Debilitating nerve injuries can be effectively regenerated using autologous nerve grafts, but that procedure may sacrifice a functional nerve and cause problems elsewhere in the body. A new study by Japanese researchers has found that the use of the dental pulp in extracted teeth could be used as an effective transplant to regenerate nerves without causing problems elsewhere in the body.
Testing on laboratory rats, the team found that the group receiving transplanted mobilised dental pulp stem cells (MDPSCs) demonstrated regeneration of myelinated axons that were significantly higher in density than those resulting for controls that received nerve grafts or collagen.
Study co-author, Dr Misako Nakashima, said: “The total number of myelinated axons was greatest in the autograft group, followed by the MDPSC group and the collagen group. The MDPSC group showed increased blood vessel formation, yet there was no statistical difference between the results found in the MDPSC group and the autograft group.”
The researchers speculated that the MDPSCs may have had a stimulatory effect on residual Schwann cells (cells involved in many important aspects of peripheral nerve cell biology) through their secretion of neurotrophic factors. In in vitro experiments, the researchers found that MDPSCs had a beneficial effect on Schwann cells. That effect was amplified in in vivo studies.

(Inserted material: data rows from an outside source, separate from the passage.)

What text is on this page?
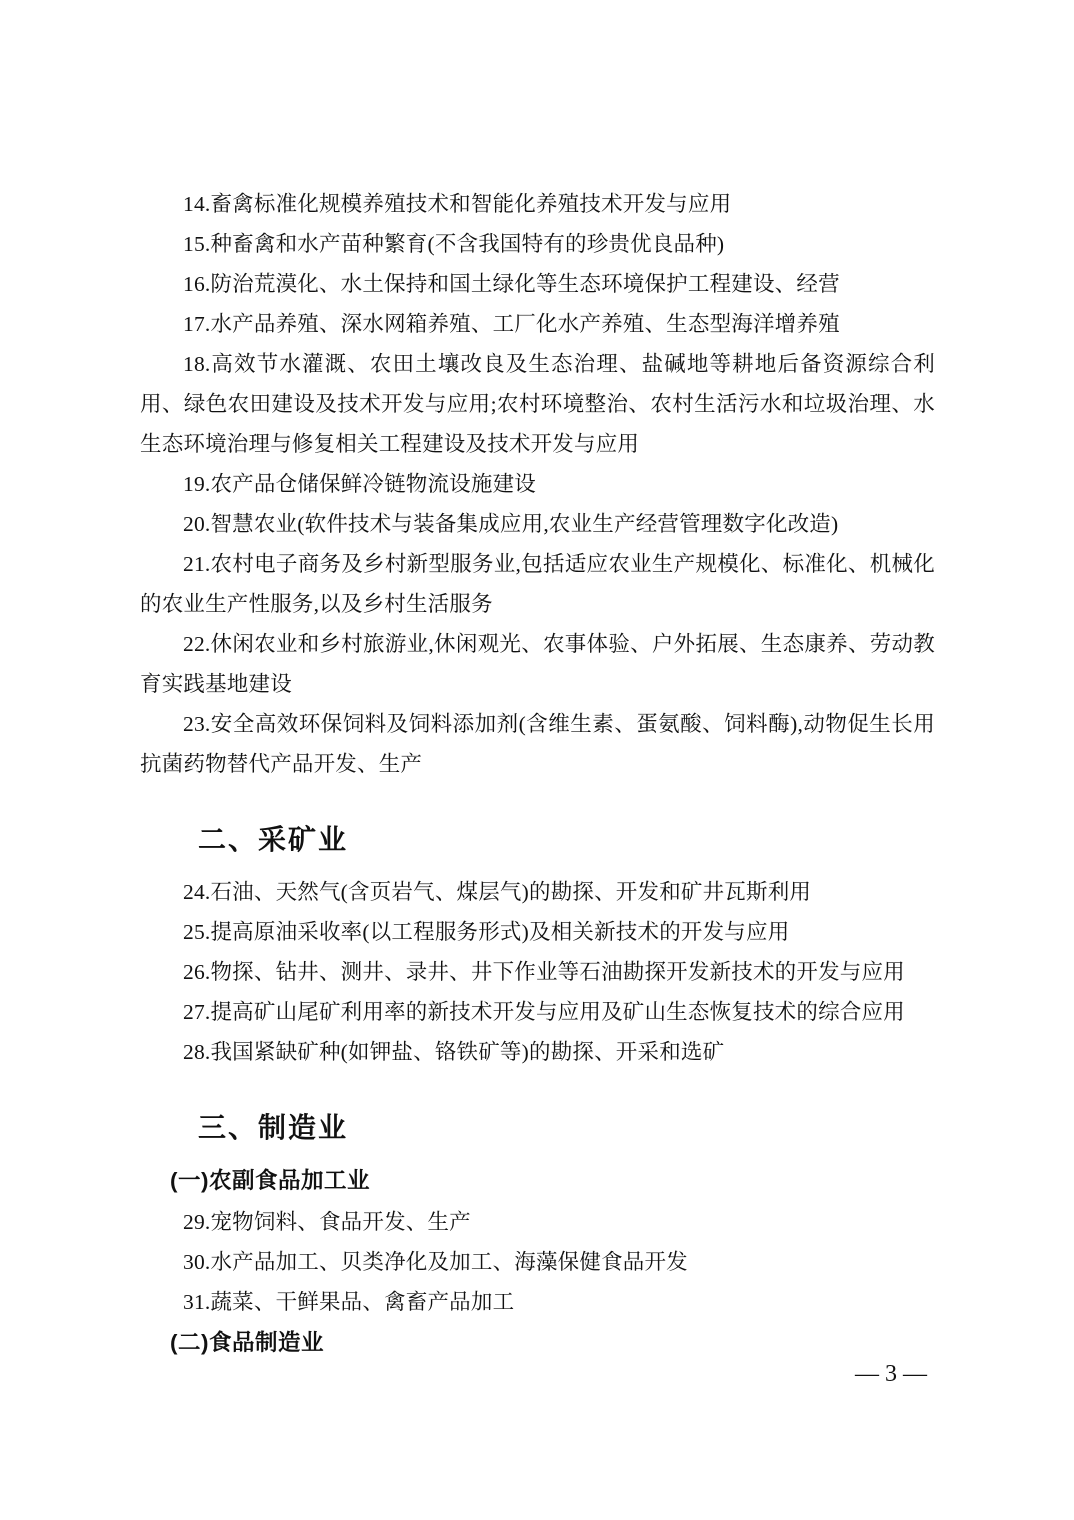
14.畜禽标准化规模养殖技术和智能化养殖技术开发与应用

15.种畜禽和水产苗种繁育(不含我国特有的珍贵优良品种)

16.防治荒漠化、水土保持和国土绿化等生态环境保护工程建设、经营

17.水产品养殖、深水网箱养殖、工厂化水产养殖、生态型海洋增养殖

18.高效节水灌溉、农田土壤改良及生态治理、盐碱地等耕地后备资源综合利用、绿色农田建设及技术开发与应用;农村环境整治、农村生活污水和垃圾治理、水生态环境治理与修复相关工程建设及技术开发与应用

19.农产品仓储保鲜冷链物流设施建设

20.智慧农业(软件技术与装备集成应用,农业生产经营管理数字化改造)

21.农村电子商务及乡村新型服务业,包括适应农业生产规模化、标准化、机械化的农业生产性服务,以及乡村生活服务

22.休闲农业和乡村旅游业,休闲观光、农事体验、户外拓展、生态康养、劳动教育实践基地建设

23.安全高效环保饲料及饲料添加剂(含维生素、蛋氨酸、饲料酶),动物促生长用抗菌药物替代产品开发、生产

二、采矿业

24.石油、天然气(含页岩气、煤层气)的勘探、开发和矿井瓦斯利用

25.提高原油采收率(以工程服务形式)及相关新技术的开发与应用

26.物探、钻井、测井、录井、井下作业等石油勘探开发新技术的开发与应用

27.提高矿山尾矿利用率的新技术开发与应用及矿山生态恢复技术的综合应用

28.我国紧缺矿种(如钾盐、铬铁矿等)的勘探、开采和选矿

三、制造业

(一)农副食品加工业

29.宠物饲料、食品开发、生产

30.水产品加工、贝类净化及加工、海藻保健食品开发

31.蔬菜、干鲜果品、禽畜产品加工

(二)食品制造业

— 3 —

The researchers indicated: “We predict that in the near future dental pulp stem cell transplantation may become a possible candidate for taking the place of autologous nerve grafts in peripheral nerve repair and regeneration.”
Dr John Sladek Jr, analysing the study commented: “The avoidance of potential ethical issues often associated with the derivation of stem cells is also commendable. In this study, although MDPSCs exceeded autografts in axon density, the autografts had the highest total number of myelinated axons. Thus, comparative effectiveness studies should be conducted to compare cells with different lineages that have been proposed for nerve regeneration in order to determine which cell type yields optimal results.”